Christine zu deinen Fragen mit den Ängsten:
Das alles hat damit angefangen, dass ich beim Auto fahren panische Angst bekommen hab. Angst, die4 Kontrolle zu verlieren, aber nicht über das Auto sondern über mich. Irgentwie vielleicht ohnmächtig zu werden, oder so und ich hatte keine Sicherheit mehr. Der Gedanke rechts ran zu fahren machte mir noch mehr Angst, als dass er mir sicherheit gab. Dann würd ich da alleine stehen, keiner würde mir helfen und es wäre ja eigentlich auch nichts, außer, dass ich panische Angst habe. Ich habe da auch Angst vor meinen eigenen Reaktionen, was würde ich dann machen? Davon rennen? Heulend umherlaufen? Ich hab keine Ahnung.
Ich hab dann versucht einfach trotzdem Auto zu fahren und es wurde immer schlimmer,die Angst, vorallem wenn ich allein war, aber dann auch schon, wenn andere dabei waren. Es is irgentwie auch so ein "Ich halts nimmer aus! Ich schaff des nicht!"-Gefühl.
Irgentwann hab ich es, so wie du es sagtest vermieden Auto zu fahren. Was mir natürlich auch irgentwo peinlich war, denn ich musste jemanden davon erzählen um irgentwie die 60 km einfach zur Schule zu kommen. Es liegt ja nicht direkt am Auto fahren, ich kann ja gut fahren, aber diese Angst...

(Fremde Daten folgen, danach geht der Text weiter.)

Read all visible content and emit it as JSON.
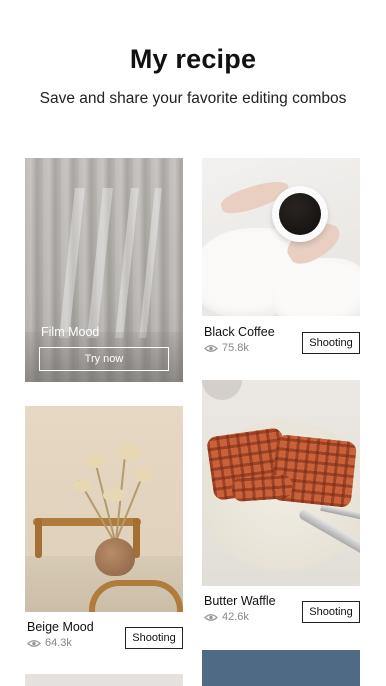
{
  "header": {
    "title": "My recipe",
    "subtitle": "Save and share your favorite editing combos"
  },
  "cards": {
    "film": {
      "title": "Film Mood",
      "button": "Try now"
    },
    "coffee": {
      "title": "Black Coffee",
      "views": "75.8k",
      "button": "Shooting"
    },
    "waffle": {
      "title": "Butter Waffle",
      "views": "42.6k",
      "button": "Shooting"
    },
    "beige": {
      "title": "Beige Mood",
      "views": "64.3k",
      "button": "Shooting"
    }
  },
  "icons": {
    "views": "eye-icon"
  },
  "colors": {
    "text": "#111111",
    "muted": "#888888",
    "button_border": "#222222"
  }
}
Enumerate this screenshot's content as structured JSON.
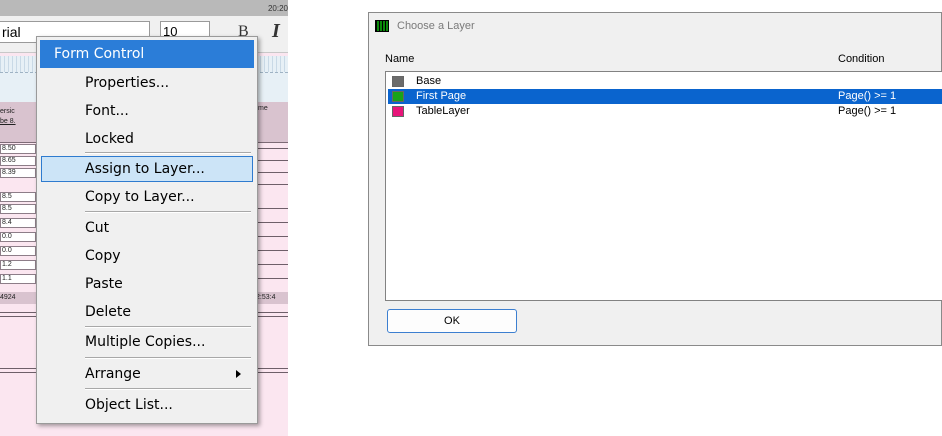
{
  "editor": {
    "clock": "20:20",
    "font_name": "rial",
    "font_size": "10",
    "bold_label": "B",
    "italic_label": "I",
    "header_left_1": "ersic",
    "header_left_2": "be 8.",
    "header_right": "me",
    "cells": [
      "8.50",
      "8.65",
      "8.39",
      "8.5",
      "8.5",
      "8.4",
      "0.0",
      "0.0",
      "1.2",
      "1.1"
    ],
    "total_left": "4924",
    "total_right": "2:53:4"
  },
  "context_menu": {
    "header": "Form Control",
    "items": [
      {
        "label": "Properties..."
      },
      {
        "label": "Font..."
      },
      {
        "label": "Locked"
      },
      {
        "label": "Assign to Layer..."
      },
      {
        "label": "Copy to Layer..."
      },
      {
        "label": "Cut"
      },
      {
        "label": "Copy"
      },
      {
        "label": "Paste"
      },
      {
        "label": "Delete"
      },
      {
        "label": "Multiple Copies..."
      },
      {
        "label": "Arrange"
      },
      {
        "label": "Object List..."
      }
    ],
    "highlighted_item": "Assign to Layer..."
  },
  "dialog": {
    "title": "Choose a Layer",
    "columns": {
      "name": "Name",
      "condition": "Condition"
    },
    "layers": [
      {
        "name": "Base",
        "condition": "",
        "color": "#6b6b6b"
      },
      {
        "name": "First Page",
        "condition": "Page() >= 1",
        "color": "#19a319"
      },
      {
        "name": "TableLayer",
        "condition": "Page() >= 1",
        "color": "#e8157a"
      }
    ],
    "selected_layer": "First Page",
    "ok_label": "OK",
    "accent_color": "#0a64ce"
  }
}
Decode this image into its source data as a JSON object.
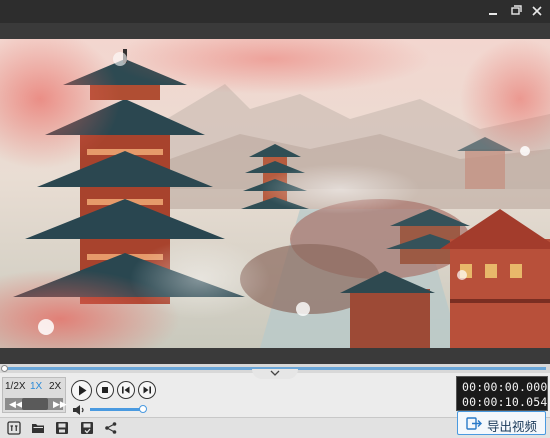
{
  "window": {
    "minimize_icon": "minimize-icon",
    "restore_icon": "restore-icon",
    "close_icon": "close-icon"
  },
  "video": {
    "content": "chinese-pagoda-landscape-frame",
    "playback_progress": 0
  },
  "speed": {
    "options": [
      "1/2X",
      "1X",
      "2X"
    ],
    "selected": "1X",
    "accent": "#2a8ad8"
  },
  "playback": {
    "play_icon": "play-icon",
    "stop_icon": "stop-icon",
    "prev_icon": "prev-frame-icon",
    "next_icon": "next-frame-icon",
    "volume_level": 1.0
  },
  "time": {
    "current": "00:00:00.000",
    "total": "00:00:10.054"
  },
  "toolbar": {
    "tools": [
      "subtitle-icon",
      "open-folder-icon",
      "save-icon",
      "save-as-icon",
      "share-icon"
    ],
    "export_label": "导出视频",
    "export_icon": "export-video-icon"
  },
  "colors": {
    "accent": "#4a9ae0",
    "timeline": "#6aa6d8",
    "window_bg": "#2b2b2b"
  }
}
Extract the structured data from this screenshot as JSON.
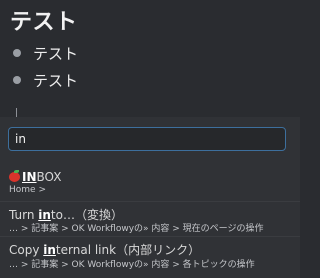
{
  "page": {
    "title": "テスト",
    "bullets": [
      "テスト",
      "テスト"
    ]
  },
  "search": {
    "value": "in"
  },
  "results": [
    {
      "title_pre": "",
      "title_match": "IN",
      "title_post": "BOX",
      "icon": "apple-icon",
      "path": "Home  >"
    },
    {
      "title_pre": "Turn ",
      "title_match": "in",
      "title_post": "to…（変換）",
      "path": "…  >  記事案  >  OK Workflowyの»  内容  >  現在のページの操作"
    },
    {
      "title_pre": "Copy ",
      "title_match": "in",
      "title_post": "ternal link（内部リンク）",
      "path": "…  >  記事案  >  OK Workflowyの»  内容  >  各トピックの操作"
    }
  ],
  "colors": {
    "background": "#2a2c30",
    "popup": "#303236",
    "search_border": "#3d6f9d",
    "apple": "#d8342b"
  }
}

Natürlich hat sich die Angst dann massiv ausgebreitet, es fing dann auch an, wenn ich alleine wo hingelaufen bin. Das war dann wieder ein bischen ein anderes Gefühl. Schon auch dieses "Ich schaff des nicht!´" Und des war dann aber irgentwie so, als würde die Angst wie ein Kaugummi an meinem Rücken kleben und mich zu Boden reißen wollen. Ich fühlte mich in solchen Momenten auch so alleine, so als wäre ich von der ganzen Welt áusgeschlossen und keiner könne mir helfen. Da fällt irgentwie meine komplette Sicherheit weg und irgentwie kann sie mir auch keiner zurück geben. In solchen Situationen gehe ich dann einfach schnell weiter, darauf bedacht, dass es keiner merkt und versuche an etwas anderes zu denken um mich wieder halbwegs zu beruhigen und so eine Art "Scheinsicherheit" aufzubauen.
Ja, erst mal soviel zur Angst...
Liebe Chris und liebe Kate zu euren Fragen erst später, ich brauche jetzt erst mal eine kleine "Pause"!